Results: The centre of rotation (COR) of the navigated resurfaced femur was 3,5 mm significantly (p=0,0006) more distal in the femoral neck than the native COR. This resulted in a 2.1 mm vertical caudal drop (vertical offset) and an average 2.7 mm lateral displacement of the COR (horizontal offset). The same measurements were done with 5° increments of the SSA from 120° to 140°. The vertical offset loss increased non-significantly (1.7 to 2.6 mm). The horizontal offset loss decreased non-significantly (3 to 2.2 mm). The native vertical and horizontal offset could be restored if 5 mm less bone was taken off the femur. The offset loss was significantly increased if 5 mm more bone than the normal reaming had been taken off (p< 0.0001). The “ideal” jig position on the lateral femoral cortex led to an average 137° SSA. Five millimetres of jig displacement on the lateral cortex in either direction did not lead to significant changes in the SSA or anteversion angles relative to the “ideal” position (all p> 0,13). Five millimetres of posterior displacement resulted in an average 139° SSA and 5,8° of anteversion in 95% of hips.
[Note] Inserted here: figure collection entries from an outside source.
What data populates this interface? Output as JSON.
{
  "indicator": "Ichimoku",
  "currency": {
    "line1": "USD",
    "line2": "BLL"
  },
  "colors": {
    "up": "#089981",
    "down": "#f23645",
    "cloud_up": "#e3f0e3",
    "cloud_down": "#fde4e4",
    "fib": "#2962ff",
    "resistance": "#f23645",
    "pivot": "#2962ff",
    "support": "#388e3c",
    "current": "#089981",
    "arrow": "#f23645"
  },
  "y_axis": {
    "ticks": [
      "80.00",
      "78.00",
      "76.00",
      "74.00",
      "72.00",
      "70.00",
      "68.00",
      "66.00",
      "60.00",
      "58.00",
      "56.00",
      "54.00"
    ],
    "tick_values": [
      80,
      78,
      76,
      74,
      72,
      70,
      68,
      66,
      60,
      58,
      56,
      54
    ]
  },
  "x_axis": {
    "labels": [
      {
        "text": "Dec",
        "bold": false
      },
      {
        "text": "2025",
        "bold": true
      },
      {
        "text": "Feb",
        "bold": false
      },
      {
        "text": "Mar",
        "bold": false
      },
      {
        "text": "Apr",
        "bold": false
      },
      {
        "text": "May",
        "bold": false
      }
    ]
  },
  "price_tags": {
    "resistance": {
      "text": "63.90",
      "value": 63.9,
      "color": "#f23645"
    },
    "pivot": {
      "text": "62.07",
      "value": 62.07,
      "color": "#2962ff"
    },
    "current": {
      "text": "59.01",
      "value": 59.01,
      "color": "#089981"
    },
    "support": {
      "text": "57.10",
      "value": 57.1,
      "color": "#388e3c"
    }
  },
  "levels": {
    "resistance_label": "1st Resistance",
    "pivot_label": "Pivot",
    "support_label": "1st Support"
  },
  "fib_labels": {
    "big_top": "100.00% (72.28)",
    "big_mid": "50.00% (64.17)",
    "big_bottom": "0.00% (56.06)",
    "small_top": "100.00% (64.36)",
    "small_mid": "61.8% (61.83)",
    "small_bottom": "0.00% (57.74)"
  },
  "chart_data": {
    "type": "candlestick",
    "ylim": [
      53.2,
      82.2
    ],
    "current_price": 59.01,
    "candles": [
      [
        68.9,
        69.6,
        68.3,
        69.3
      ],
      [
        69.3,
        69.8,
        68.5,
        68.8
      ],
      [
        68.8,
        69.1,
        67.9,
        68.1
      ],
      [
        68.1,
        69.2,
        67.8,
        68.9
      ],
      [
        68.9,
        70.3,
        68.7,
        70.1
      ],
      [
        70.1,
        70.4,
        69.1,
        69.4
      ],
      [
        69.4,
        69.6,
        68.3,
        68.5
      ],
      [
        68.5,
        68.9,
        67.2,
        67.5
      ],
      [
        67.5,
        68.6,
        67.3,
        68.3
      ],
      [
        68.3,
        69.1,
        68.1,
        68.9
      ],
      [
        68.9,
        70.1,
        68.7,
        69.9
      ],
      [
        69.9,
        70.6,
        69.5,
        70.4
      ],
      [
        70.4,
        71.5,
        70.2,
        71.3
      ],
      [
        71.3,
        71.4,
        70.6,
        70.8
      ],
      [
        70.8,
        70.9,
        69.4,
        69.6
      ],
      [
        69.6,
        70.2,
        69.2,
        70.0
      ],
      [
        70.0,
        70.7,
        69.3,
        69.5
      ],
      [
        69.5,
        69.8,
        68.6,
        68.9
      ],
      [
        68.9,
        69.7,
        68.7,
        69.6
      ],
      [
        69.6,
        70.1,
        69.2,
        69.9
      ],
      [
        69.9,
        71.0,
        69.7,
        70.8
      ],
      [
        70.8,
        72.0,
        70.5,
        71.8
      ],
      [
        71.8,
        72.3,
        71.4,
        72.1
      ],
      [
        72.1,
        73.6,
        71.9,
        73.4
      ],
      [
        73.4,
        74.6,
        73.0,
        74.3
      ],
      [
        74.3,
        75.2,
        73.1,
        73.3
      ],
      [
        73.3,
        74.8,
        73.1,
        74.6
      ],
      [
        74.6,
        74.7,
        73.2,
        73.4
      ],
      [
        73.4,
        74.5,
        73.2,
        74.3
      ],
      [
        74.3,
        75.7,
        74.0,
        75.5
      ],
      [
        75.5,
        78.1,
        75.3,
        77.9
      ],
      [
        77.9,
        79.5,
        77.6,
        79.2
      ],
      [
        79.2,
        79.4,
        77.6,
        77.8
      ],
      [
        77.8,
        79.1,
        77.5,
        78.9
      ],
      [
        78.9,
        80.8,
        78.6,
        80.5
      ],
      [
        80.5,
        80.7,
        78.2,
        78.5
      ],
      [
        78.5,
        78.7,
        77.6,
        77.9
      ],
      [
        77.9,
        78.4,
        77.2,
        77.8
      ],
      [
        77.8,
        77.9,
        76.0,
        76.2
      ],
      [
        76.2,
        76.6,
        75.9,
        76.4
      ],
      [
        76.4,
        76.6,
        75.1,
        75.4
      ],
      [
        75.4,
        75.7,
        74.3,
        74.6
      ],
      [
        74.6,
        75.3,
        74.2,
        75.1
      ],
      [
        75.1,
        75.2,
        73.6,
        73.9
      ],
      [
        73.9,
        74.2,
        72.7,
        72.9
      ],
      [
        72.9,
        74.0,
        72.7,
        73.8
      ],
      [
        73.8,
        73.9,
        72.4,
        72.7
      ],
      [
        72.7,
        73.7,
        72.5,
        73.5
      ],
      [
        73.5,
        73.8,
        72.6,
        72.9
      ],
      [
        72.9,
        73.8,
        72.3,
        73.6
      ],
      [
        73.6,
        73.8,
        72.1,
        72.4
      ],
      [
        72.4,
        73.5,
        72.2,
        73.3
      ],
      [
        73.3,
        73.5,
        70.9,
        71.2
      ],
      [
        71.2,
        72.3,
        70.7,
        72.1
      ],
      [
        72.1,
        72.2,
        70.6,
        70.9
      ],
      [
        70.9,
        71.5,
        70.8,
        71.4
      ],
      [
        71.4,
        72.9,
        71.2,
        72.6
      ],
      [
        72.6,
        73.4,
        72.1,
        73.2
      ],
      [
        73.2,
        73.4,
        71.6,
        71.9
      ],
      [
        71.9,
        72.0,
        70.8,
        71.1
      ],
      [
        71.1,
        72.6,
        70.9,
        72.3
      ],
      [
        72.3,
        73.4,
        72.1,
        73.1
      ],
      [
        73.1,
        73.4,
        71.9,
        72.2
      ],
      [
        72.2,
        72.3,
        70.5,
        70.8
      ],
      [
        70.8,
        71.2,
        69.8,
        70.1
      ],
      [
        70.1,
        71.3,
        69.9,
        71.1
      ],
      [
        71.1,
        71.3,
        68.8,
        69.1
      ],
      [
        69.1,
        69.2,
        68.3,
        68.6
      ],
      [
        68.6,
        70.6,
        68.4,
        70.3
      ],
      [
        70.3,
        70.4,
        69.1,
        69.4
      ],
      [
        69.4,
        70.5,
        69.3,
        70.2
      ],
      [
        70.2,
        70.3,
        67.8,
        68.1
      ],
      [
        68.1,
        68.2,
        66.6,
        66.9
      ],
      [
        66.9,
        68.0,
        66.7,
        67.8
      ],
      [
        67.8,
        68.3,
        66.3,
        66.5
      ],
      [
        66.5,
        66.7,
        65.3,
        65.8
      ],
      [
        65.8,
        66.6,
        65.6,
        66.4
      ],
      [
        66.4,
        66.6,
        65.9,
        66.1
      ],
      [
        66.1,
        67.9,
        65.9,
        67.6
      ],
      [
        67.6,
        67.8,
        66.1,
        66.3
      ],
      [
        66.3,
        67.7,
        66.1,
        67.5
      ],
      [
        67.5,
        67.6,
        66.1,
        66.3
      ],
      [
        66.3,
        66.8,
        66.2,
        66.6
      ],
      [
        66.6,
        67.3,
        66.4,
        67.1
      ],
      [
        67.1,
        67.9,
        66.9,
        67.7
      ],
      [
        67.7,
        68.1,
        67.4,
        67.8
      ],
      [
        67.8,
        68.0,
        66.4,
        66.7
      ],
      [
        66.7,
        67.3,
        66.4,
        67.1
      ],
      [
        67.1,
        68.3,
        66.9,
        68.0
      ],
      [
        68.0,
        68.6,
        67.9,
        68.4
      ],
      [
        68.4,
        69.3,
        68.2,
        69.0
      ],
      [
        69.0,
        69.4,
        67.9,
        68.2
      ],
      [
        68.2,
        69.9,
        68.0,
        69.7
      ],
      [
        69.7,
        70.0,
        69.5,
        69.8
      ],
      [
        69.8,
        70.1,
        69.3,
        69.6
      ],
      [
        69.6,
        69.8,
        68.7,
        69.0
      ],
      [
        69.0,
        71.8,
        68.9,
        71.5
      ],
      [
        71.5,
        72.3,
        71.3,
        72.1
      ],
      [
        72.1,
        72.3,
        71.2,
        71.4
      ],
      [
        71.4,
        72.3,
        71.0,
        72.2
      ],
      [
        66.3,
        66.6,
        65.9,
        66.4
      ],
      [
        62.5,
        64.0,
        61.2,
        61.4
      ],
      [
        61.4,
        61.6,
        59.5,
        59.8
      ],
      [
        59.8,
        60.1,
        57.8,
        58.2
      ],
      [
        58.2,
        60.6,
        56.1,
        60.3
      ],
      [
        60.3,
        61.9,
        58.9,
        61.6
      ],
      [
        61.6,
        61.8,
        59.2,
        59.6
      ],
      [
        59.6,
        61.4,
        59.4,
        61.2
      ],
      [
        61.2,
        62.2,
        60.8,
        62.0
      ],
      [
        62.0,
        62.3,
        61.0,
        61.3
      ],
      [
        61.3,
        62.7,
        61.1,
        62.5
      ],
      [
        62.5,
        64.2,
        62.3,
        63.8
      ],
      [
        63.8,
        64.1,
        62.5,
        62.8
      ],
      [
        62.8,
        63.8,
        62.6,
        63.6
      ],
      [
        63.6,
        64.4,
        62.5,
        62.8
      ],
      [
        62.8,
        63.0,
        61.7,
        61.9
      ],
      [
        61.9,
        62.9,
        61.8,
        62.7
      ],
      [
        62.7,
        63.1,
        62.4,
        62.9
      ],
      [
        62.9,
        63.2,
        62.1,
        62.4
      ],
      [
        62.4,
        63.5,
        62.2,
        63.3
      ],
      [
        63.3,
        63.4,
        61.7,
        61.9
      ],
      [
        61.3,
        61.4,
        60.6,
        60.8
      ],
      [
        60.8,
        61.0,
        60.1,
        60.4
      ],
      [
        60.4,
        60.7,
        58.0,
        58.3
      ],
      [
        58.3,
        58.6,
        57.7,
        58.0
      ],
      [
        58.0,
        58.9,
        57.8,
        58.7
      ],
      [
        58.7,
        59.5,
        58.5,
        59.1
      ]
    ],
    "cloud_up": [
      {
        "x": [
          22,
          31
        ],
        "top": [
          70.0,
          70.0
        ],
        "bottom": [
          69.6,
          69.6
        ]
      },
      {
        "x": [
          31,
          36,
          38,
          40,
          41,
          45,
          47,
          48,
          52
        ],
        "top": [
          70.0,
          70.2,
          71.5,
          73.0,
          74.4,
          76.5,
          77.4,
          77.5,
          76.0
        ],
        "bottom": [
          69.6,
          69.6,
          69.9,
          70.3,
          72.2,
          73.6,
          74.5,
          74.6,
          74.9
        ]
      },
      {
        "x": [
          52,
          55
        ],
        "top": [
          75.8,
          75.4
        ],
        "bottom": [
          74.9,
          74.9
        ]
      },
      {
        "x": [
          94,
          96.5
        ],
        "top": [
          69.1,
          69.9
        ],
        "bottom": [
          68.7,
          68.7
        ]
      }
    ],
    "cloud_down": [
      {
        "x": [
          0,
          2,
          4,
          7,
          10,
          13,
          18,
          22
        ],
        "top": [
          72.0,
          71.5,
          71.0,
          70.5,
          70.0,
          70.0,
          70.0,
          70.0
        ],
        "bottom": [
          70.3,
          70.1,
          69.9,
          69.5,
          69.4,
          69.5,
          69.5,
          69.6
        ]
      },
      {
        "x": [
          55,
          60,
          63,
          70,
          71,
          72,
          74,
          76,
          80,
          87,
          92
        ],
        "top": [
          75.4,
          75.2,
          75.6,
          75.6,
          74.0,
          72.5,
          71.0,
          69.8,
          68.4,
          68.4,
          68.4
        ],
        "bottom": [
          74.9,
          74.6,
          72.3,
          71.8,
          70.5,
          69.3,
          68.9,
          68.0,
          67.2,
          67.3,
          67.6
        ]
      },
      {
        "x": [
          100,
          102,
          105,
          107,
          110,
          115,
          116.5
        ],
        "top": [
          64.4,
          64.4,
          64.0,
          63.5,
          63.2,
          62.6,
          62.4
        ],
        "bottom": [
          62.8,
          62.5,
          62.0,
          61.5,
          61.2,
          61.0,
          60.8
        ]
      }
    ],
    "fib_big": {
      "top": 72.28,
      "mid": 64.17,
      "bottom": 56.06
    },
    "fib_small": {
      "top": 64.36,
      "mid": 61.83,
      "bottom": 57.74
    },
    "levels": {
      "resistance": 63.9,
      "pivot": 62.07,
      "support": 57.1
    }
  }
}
Conclusion: Surgical interventions can significantly change the biomechanics of the hip. Increasing the SSA with a fixed femoral head entry point, as often is done with navigation, does not significantly change the femoral offset. If the surgeon decides to take less bone off the femur, then the offset could be restored and even increased to 1 mm more than the native femur. If due to pathologic changes the bone loss would be increased to 5mm more than the “normal” bone loss, a significant offset loss of > 5 mm could be expected which might lead to detrimental biomechanical effects. The positioning of the jig is subject to surgical errors. The effect of a 5 mm error in either direction does not lead to significant changes in anteversion or SSA. Posterior displacement led to the most reproducible component positioning.